SVCO closed the week with an interesting split signal: a sharp post-earnings drop on May 7 followed immediately by the most bullish analyst move the stock has seen in over a year.
Rosenblatt's Blair Abernethy raised his price target to $14 from $9 — a 56% lift — the morning after Silvaco reported Q1 results, while maintaining his Buy rating. That's the most aggressive upward revision on the stock since early 2025, and it comes just as the price fell nearly 8% on the day results landed. The disconnect is worth watching: the analyst saw something in the print that the market, at least initially, didn't.
The price story this week is equally split. SVCO gained about 2.6% over the five days to close at $11.49, but that masks the earnings-day selloff. The stock is up 56% over the past month and up more than 180% year-to-date — a remarkable run for a small-cap EDA software name. RSI sits at nearly 71, firmly in overbought territory, which may explain why some profit-taking arrived with the results even as the underlying data pleased at least one bellwether watcher.

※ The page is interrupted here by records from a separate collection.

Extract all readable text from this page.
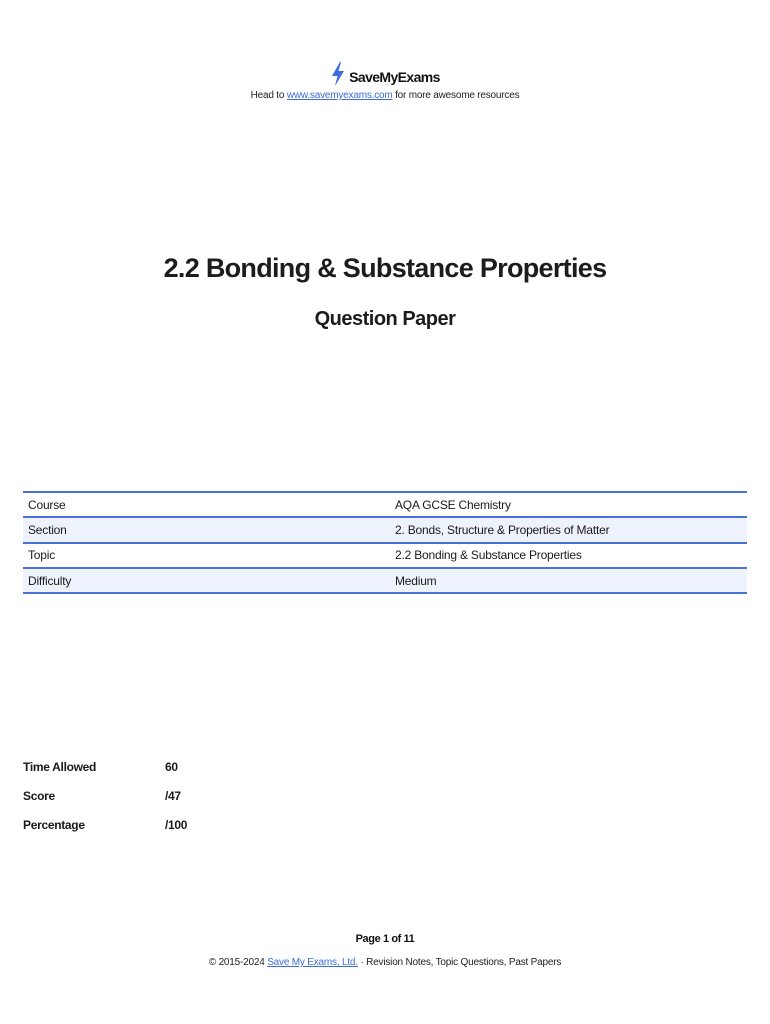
SaveMyExams
Head to www.savemyexams.com for more awesome resources
2.2 Bonding & Substance Properties
Question Paper
Course	AQA GCSE Chemistry
Section	2. Bonds, Structure & Properties of Matter
Topic	2.2 Bonding & Substance Properties
Difficulty	Medium
Time Allowed	60
Score	/47
Percentage	/100
Page 1 of 11
© 2015-2024 Save My Exams, Ltd. · Revision Notes, Topic Questions, Past Papers
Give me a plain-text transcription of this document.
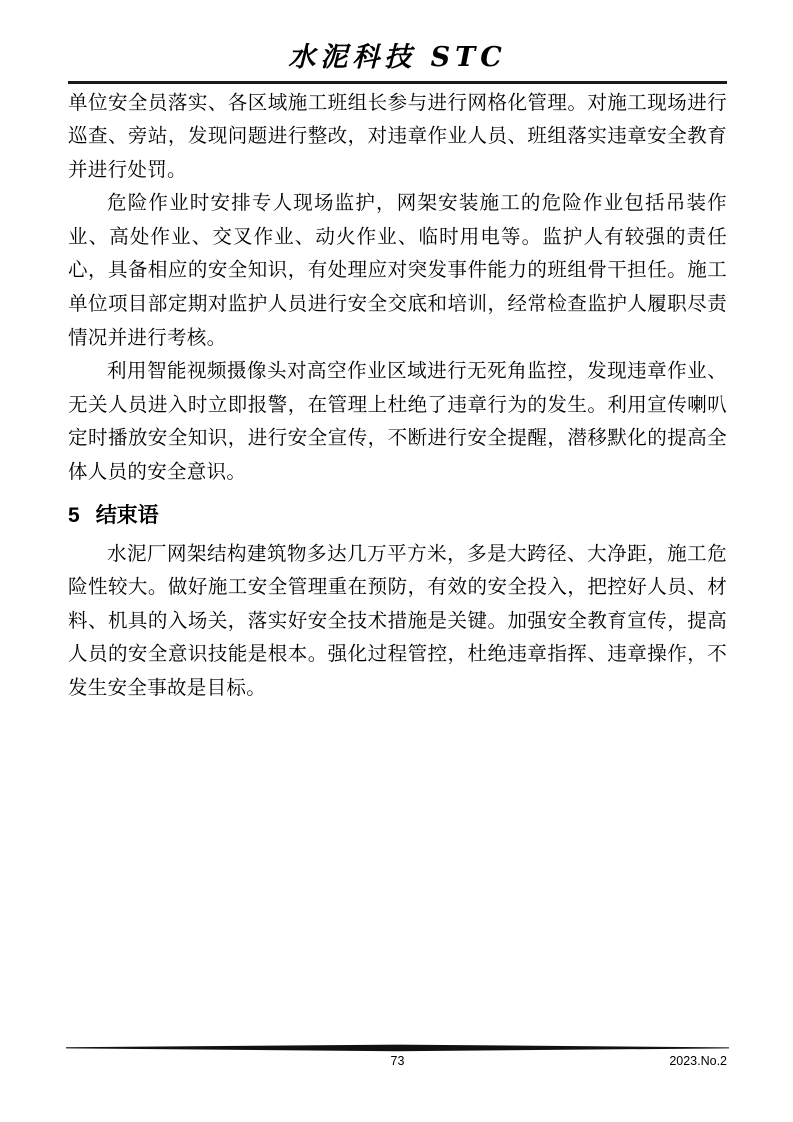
水泥科技 STC

单位安全员落实、各区域施工班组长参与进行网格化管理。对施工现场进行巡查、旁站，发现问题进行整改，对违章作业人员、班组落实违章安全教育并进行处罚。

危险作业时安排专人现场监护，网架安装施工的危险作业包括吊装作业、高处作业、交叉作业、动火作业、临时用电等。监护人有较强的责任心，具备相应的安全知识，有处理应对突发事件能力的班组骨干担任。施工单位项目部定期对监护人员进行安全交底和培训，经常检查监护人履职尽责情况并进行考核。

利用智能视频摄像头对高空作业区域进行无死角监控，发现违章作业、无关人员进入时立即报警，在管理上杜绝了违章行为的发生。利用宣传喇叭定时播放安全知识，进行安全宣传，不断进行安全提醒，潜移默化的提高全体人员的安全意识。

5 结束语

水泥厂网架结构建筑物多达几万平方米，多是大跨径、大净距，施工危险性较大。做好施工安全管理重在预防，有效的安全投入，把控好人员、材料、机具的入场关，落实好安全技术措施是关键。加强安全教育宣传，提高人员的安全意识技能是根本。强化过程管控，杜绝违章指挥、违章操作，不发生安全事故是目标。

73	2023.No.2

The Street remains uniformly constructive. Four analysts carry Buy ratings with no holds or sells, and the consensus price target of $12 implies roughly 4% upside from current levels — modest, but Rosenblatt's new $14 target is well above the pack. The bull case rests on recurring revenue momentum: maintenance and service revenue grew 22.7% year-over-year, and the remaining performance obligations pool climbed to $36.4 million, up about 10% annually. The bear case is harder to ignore — total bookings fell 34% year-over-year to $12.9 million, partly due to the absence of a large prior-year deal, and Q2 revenue came in roughly 20% below internal estimates. Estimated annual revenue runs around $71 million against an EV in the neighborhood of $219 million; the EV/EBITDA multiple is approximately 51x, compressing from around 57x a month ago as the stock re-rated.
Short positioning offers little drama here. Short interest is around 2.5% of the free float — a level that doesn't tell a particularly aggressive story. Shorts have been retreating steadily over the past month, down nearly 19% in shares over 30 days. Borrow costs remain negligible at 0.82%, and availability in the lending market is loose, with only about 11% of available shares currently on loan against a 52-week high above 78%. The short score has drifted lower all week, from 44.3 on April 24 to 42.2 by May 7. There is no meaningful squeeze setup here; short sellers appear to have been stepping back rather than pressing as the stock rallied.
The ownership picture is concentrated and family-driven. Founder and Chairman Katherine Ngai-Pesic controls about 41% of shares, with Iliya Pesic holding another 17%. Both trimmed modestly in April — Ngai-Pesic cut by roughly 1.25 million shares and Pesic by about 400,000 — though combined they still own nearly 58% of the company outright. In December, before the year-to-date rally took hold, both the CEO and CFO made small open-market purchases near $4, a cluster that now looks well-timed given the stock's subsequent move toward $11.49. No large-scale institutional shifts are apparent in recent data; BlackRock added marginally and Vanguard edged slightly higher as of end of March.
The question now is whether the earnings-day selloff was a one-session shakeout or the start of a retracement in a stock that has tripled year-to-date. Q1 results are in, no next earnings date is yet confirmed, and the gap between the market's immediate reaction and Rosenblatt's revised target is the central tension to follow.